La cronaca e il grande schermo si incrociano continuamente, trasformando episodi quotidiani in irresistibili gag. In questi giorni un dossier che puntava il dito su protagonisti e comparse della scandalosa vicenda di Mafia Capitale si è rivelato “impreciso”, tramutandosi in spunto di poco lusinghieri commenti dell’opinione pubblica e innesco di azioni giudiziarie.

In realtà poca roba. E’ la storia della relazione stilata dalla commissione prefettizia su Roma Capitale (l’organo incaricato di valutare il condizionamento criminale dell’amministrazione) che portò ad identificare puntualmente gli esponenti del Comune responsabili di comportamenti non corretti anche gravi e a suggerire lo scioglimento per mafia della giunta capitolina.

Cosa è successo? Una semplice svista, un banale errorino. La dichiarazione rilasciata da chi ha diretto i lavori, che hanno consentito di sfornare il j’accuse, è senza dubbio rassicurante: “Trattasi di un refuso, tra l’altro facile da accertare”.

La frase – contenuta in una lettera mandata al movimento politico di appartenenza di una delle persone “additate” – utilizza il termine “refuso”. L’inossidabile Garzantino (che si dovrebbe avere sempre a portata di mano o di clic) spiega essere “errore di stampa” e in contesto tipografico “lettera errata usata nella composizione al posto di quella giusta”.

Sono cose che capitano spesso. Tante volte mi trovo appellato “Repetto” da chi “genovesizza” il mio cognome, forse in considerazione della larga diffusione di quel casato nel capoluogo ligure. Poco male. Il riferimento personale – nonostante il refuso verbale – è comunque corretto. Si rivolgono a me o ne parlano.

In realtà gli errori avrebbero differente consistenza. Non sembrerebbe trovarsi di fronte ad un “lapsus calami” (o lapsus tastierae, visto che non sarà stato digitato con un attrezzo informatico o romanticamente con una macchina per scrivere) da segnare con la lieve matita rossa della maestra della nostra infanzia.

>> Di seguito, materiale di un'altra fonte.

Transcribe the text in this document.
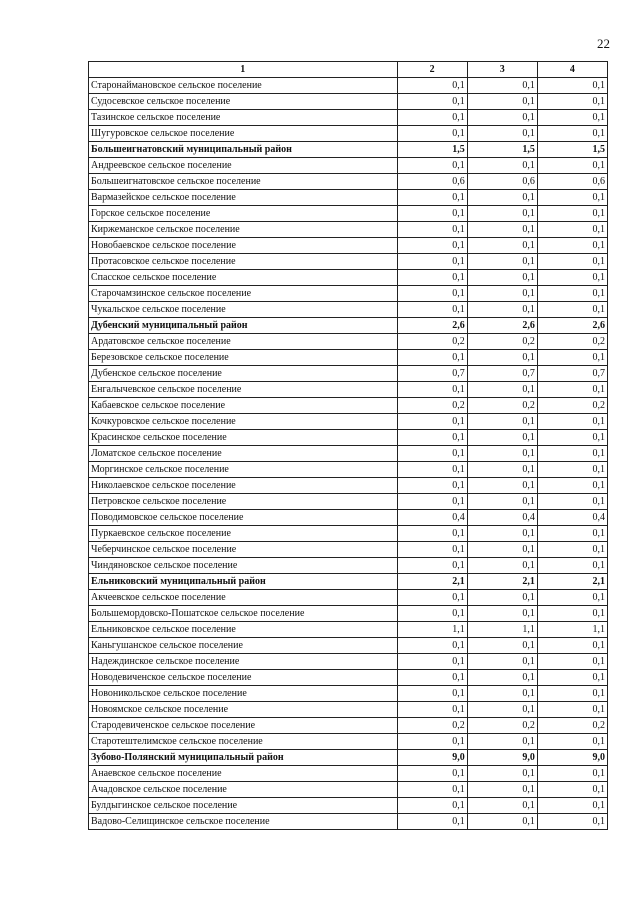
22
1	2	3	4
Старонаймановское сельское поселение	0,1	0,1	0,1
Судосевское сельское поселение	0,1	0,1	0,1
Тазинское сельское поселение	0,1	0,1	0,1
Шугуровское сельское поселение	0,1	0,1	0,1
Большеигнатовский муниципальный район	1,5	1,5	1,5
Андреевское сельское поселение	0,1	0,1	0,1
Большеигнатовское сельское поселение	0,6	0,6	0,6
Вармазейское сельское поселение	0,1	0,1	0,1
Горское сельское поселение	0,1	0,1	0,1
Киржеманское сельское поселение	0,1	0,1	0,1
Новобаевское сельское поселение	0,1	0,1	0,1
Протасовское сельское поселение	0,1	0,1	0,1
Спасское сельское поселение	0,1	0,1	0,1
Старочамзинское сельское поселение	0,1	0,1	0,1
Чукальское сельское поселение	0,1	0,1	0,1
Дубенский муниципальный район	2,6	2,6	2,6
Ардатовское сельское поселение	0,2	0,2	0,2
Березовское сельское поселение	0,1	0,1	0,1
Дубенское сельское поселение	0,7	0,7	0,7
Енгалычевское сельское поселение	0,1	0,1	0,1
Кабаевское сельское поселение	0,2	0,2	0,2
Кочкуровское сельское поселение	0,1	0,1	0,1
Красинское сельское поселение	0,1	0,1	0,1
Ломатское сельское поселение	0,1	0,1	0,1
Моргинское сельское поселение	0,1	0,1	0,1
Николаевское сельское поселение	0,1	0,1	0,1
Петровское сельское поселение	0,1	0,1	0,1
Поводимовское сельское поселение	0,4	0,4	0,4
Пуркаевское сельское поселение	0,1	0,1	0,1
Чеберчинское сельское поселение	0,1	0,1	0,1
Чиндяновское сельское поселение	0,1	0,1	0,1
Ельниковский муниципальный район	2,1	2,1	2,1
Акчеевское сельское поселение	0,1	0,1	0,1
Большемордовско-Пошатское сельское поселение	0,1	0,1	0,1
Ельниковское сельское поселение	1,1	1,1	1,1
Каньгушанское сельское поселение	0,1	0,1	0,1
Надеждинское сельское поселение	0,1	0,1	0,1
Новодевиченское сельское поселение	0,1	0,1	0,1
Новоникольское сельское поселение	0,1	0,1	0,1
Новоямское сельское поселение	0,1	0,1	0,1
Стародевиченское сельское поселение	0,2	0,2	0,2
Старотештелимское сельское поселение	0,1	0,1	0,1
Зубово-Полянский муниципальный район	9,0	9,0	9,0
Анаевское сельское поселение	0,1	0,1	0,1
Ачадовское сельское поселение	0,1	0,1	0,1
Булдыгинское сельское поселение	0,1	0,1	0,1
Вадово-Селищинское сельское поселение	0,1	0,1	0,1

E così negli elenchi dei soggetti che avrebbero “intrattenuto relazioni caratterizzate da non piena linearità di condotta” sono finite due persone estranee compiutamente identificate.

Virginia Raggi, consigliere Cinque Stelle, si è ritrovata tra i 25 “amministratori capitolini che, in varia misura e forma, hanno messo a disposizione del sodalizio i propri servizi in cambio di utilità accertate”.

A pagina 666 (diabolica combinazione!) della relazione in argomento compare anche il nome di Immacolata Battaglia (Sel), nota non per misfatti ma per il suo impegno a tutela dei diritti e della cultura omosessuale. Chi ha scritto “Immacolata” (miracoli del T9 e di ogni altro correttore automatico) stava sicuramente digitando “Erica”, nome di battesimo di un’altra quasi omonima nel Consiglio comunale.

Tutto può accadere.

I più appassionati cinefili hanno subito ricordato Aldo, Giovanni e Giacomo nel loro La leggenda di Al, John e Jack. Nel film i tre vengono incaricati di eliminare “Frankie culo di gomma” e, anche lì per un non così biasimevole errore, finiscono per rapire e poi giustiziare “Frankie Contropelo” un innocente barbiere della Quindicesima strada.

Al malcapitato viene data un’ultima possibilità di salvezza. “Se risponderai ad una domandina facile facile tornerai a casa dai tuoi bambini”. Il poveraccio non supera il quiz e la sua sorte è segnata.

Probabilmente anche la Raggi e la Battaglia non hanno saputo replicare ad un simile quesito. Nemmeno loro potevano immaginare che avrebbero potuto tirare a casaccio, perché come ridacchia lo stesso John “tra l’altro potevi dire una cosa qualsiasi che a me andava bene… chi minchia la sa la capitale della Birmania?!?!?”.